Another thing that makes Christianity unique is its source of information. All religions have some sort of basis of information that outlines its beliefs and practices, but none have one source of information that makes the claims Christianity does about the Bible—it is the written Word of God, and it is infallible and inerrant and all that is necessary for faith and practice (2 Timothy 3:16). Christians believe that the Bible is the inspired—literally “God-breathed”—Word of God and that its teaching is the final authority (2 Timothy 3:16; 2 Peter 1:20-21). Though there are other religions that use prophecy, none are 100% accurate, as are those in the Bible, and none of them point to someone like Jesus who made incredible claims and performed incredible deeds.

Perhaps the most defining principle of Christianity that makes it truly unique in every way and provides its fundamental basis is the resurrection of Jesus Christ. Within Christianity, the resurrection is vitally important, for without it, Christianity does not exist, and our faith is useless (1 Corinthians 15:14). It was Jesus’ resurrection that changed the lives of the disciples.

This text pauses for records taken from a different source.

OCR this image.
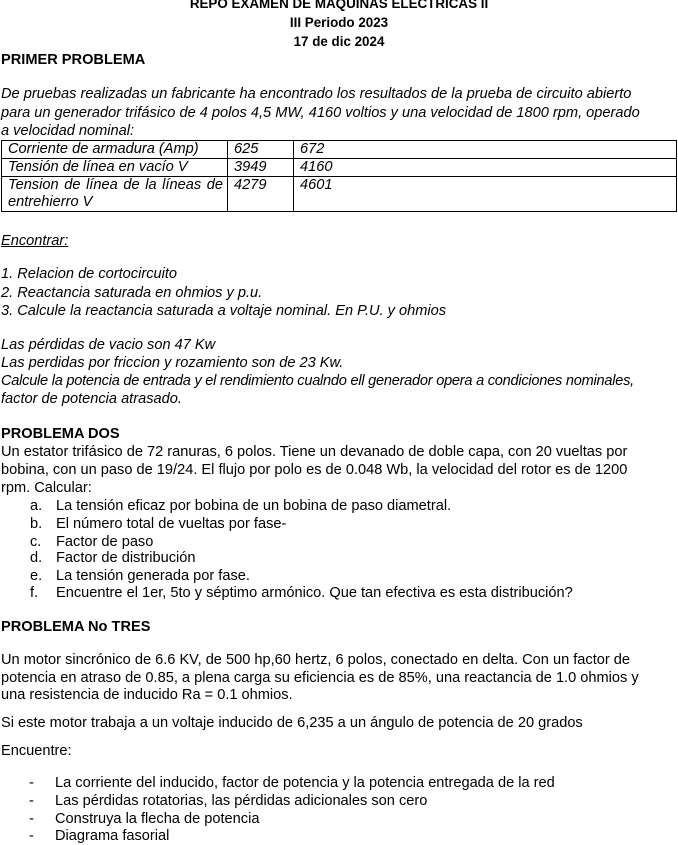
REPO EXAMEN DE MAQUINAS ELECTRICAS II
III Periodo 2023
17 de dic 2024
PRIMER PROBLEMA
De pruebas realizadas un fabricante ha encontrado los resultados de la prueba de circuito abierto
para un generador trifásico de 4 polos 4,5 MW, 4160 voltios y una velocidad de 1800 rpm, operado
a velocidad nominal:
Corriente de armadura (Amp)	625	672
Tensión de línea en vacío V	3949	4160
Tension de línea de la líneas de entrehierro V	4279	4601
Encontrar:
1. Relacion de cortocircuito
2. Reactancia saturada en ohmios y p.u.
3. Calcule la reactancia saturada a voltaje nominal. En P.U. y ohmios
Las pérdidas de vacio son 47 Kw
Las perdidas por friccion y rozamiento son de 23 Kw.
Calcule la potencia de entrada y el rendimiento cualndo ell generador opera a condiciones nominales,
factor de potencia atrasado.
PROBLEMA DOS
Un estator trifásico de 72 ranuras, 6 polos. Tiene un devanado de doble capa, con 20 vueltas por
bobina, con un paso de 19/24. El flujo por polo es de 0.048 Wb, la velocidad del rotor es de 1200
rpm. Calcular:
a. La tensión eficaz por bobina de un bobina de paso diametral.
b. El número total de vueltas por fase-
c. Factor de paso
d. Factor de distribución
e. La tensión generada por fase.
f. Encuentre el 1er, 5to y séptimo armónico. Que tan efectiva es esta distribución?
PROBLEMA No TRES
Un motor sincrónico de 6.6 KV, de 500 hp,60 hertz, 6 polos, conectado en delta. Con un factor de
potencia en atraso de 0.85, a plena carga su eficiencia es de 85%, una reactancia de 1.0 ohmios y
una resistencia de inducido Ra = 0.1 ohmios.
Si este motor trabaja a un voltaje inducido de 6,235 a un ángulo de potencia de 20 grados
Encuentre:
- La corriente del inducido, factor de potencia y la potencia entregada de la red
- Las pérdidas rotatorias, las pérdidas adicionales son cero
- Construya la flecha de potencia
- Diagrama fasorial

After Jesus was crucified, the disciples ran and hid. But when they saw the risen Lord, they knew that all Jesus had said and done proved that He was indeed God in flesh. No other religious leader has died in full view of trained executioners, had a guarded tomb, and then rose three days later to appear to many people. The resurrection is proof of who Jesus is and that He did accomplish what He set out to do: provide the only means of redemption for mankind. Buddha did not rise from the dead. Muhammad did not rise from the dead. Confucius did not rise from the dead. Krishna did not rise from the dead. Only Jesus has physically risen from the dead, walked on water, claimed to be God, and raised others from the dead. He has conquered death. Only in Christianity do we have the person of Christ who claimed to be God, performed many miracles to prove His claim of divinity, died and rose from the dead, and claimed that He alone is “the way the truth and the life” (John 14:6) and that no one comes to the Father except through Him.